The county also argues that the trial court was without authority or capacity to quiet title in plaintiff, a contract purchaser, because the legal title holder, the seller, is a necessary party but was not joined in the action to quiet title. We agree. As contract purchaser, plaintiff has an equitable interest in the land affected by the right-of-way. If the title to the right-of-way were quieted in plaintiff and if he were to default, the ownership status of the right-of-way would be unclear. Plaintiff would retain title to the right-of-way against the county, but the vendor could still be subject to the county’s purported interest. Further litigation might be necessary. A legal title holder of property subject to a railroad right-of-way is a necessary party under ORCP 29A in an action to quiet title to a right-of-way brought by a contract purchaser of that property. See State ex rel Dept. of Trans, v. Tolke, 36 Or App 751, 753 n 2, 586 P2d 791 (1978), rev den 286 Or 149 (1979). Therefore, we reverse and remand for proceedings consistent with this opinion.

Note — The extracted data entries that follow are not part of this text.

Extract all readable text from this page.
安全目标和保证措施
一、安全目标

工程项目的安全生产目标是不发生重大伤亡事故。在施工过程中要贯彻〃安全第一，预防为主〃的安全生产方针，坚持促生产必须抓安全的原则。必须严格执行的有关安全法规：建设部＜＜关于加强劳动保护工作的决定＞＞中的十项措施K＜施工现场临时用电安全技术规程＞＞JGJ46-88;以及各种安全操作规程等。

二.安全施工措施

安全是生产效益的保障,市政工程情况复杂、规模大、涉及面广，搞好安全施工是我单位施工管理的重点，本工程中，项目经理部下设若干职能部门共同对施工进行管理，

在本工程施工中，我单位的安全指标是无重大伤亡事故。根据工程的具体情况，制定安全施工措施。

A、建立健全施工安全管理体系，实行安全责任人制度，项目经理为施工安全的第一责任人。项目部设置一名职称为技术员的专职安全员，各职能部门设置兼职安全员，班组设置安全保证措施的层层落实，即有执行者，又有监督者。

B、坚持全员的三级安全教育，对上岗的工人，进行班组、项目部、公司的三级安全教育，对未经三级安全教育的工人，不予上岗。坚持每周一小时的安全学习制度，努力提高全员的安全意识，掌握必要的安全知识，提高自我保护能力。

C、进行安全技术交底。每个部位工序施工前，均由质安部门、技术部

Reversed and remanded for joinder of all necessary parties and any further proceedings that may be necessary.
No tax records or assessor’s reports are in the trial record. The strip in question has always been on the tax rolls and has at no time been exempted as county property.
ORS 93.120 provides in part:
“* * * Any conveyance of real estate passes all the estate of the grantor, unless the intent to pass a lesser estate appears by express terms, or is necessarily implied in the terms of the grant.”
Nonetheless, a dictum in the case is worth noting:
“* * * [T]he courts have had little difficulty, where a railroad company is the grantee, in declaring that the instrument creates only an easement whenever the grant is a use to be made of the property, usually, but not invariably, described as for use as a right-of-way in the grant.” 206 Or at 630.
In Bouche the court set out six factors useful in determining whether a conveyance passed title in fee or merely created an easement. The court held that a conveyance passes title in fee when “[t]he conveyance is not entitled (1) a ‘right of way *202deed’; (2) the granting clause conveys land, not a right; (3) the consideration was substantial * * *; (4) there is no reverter provided for; (5) the words ‘over and across the lands of the grantors’ do not appear; and (6) the land conveyed is described with precision.” 206 Or at 631.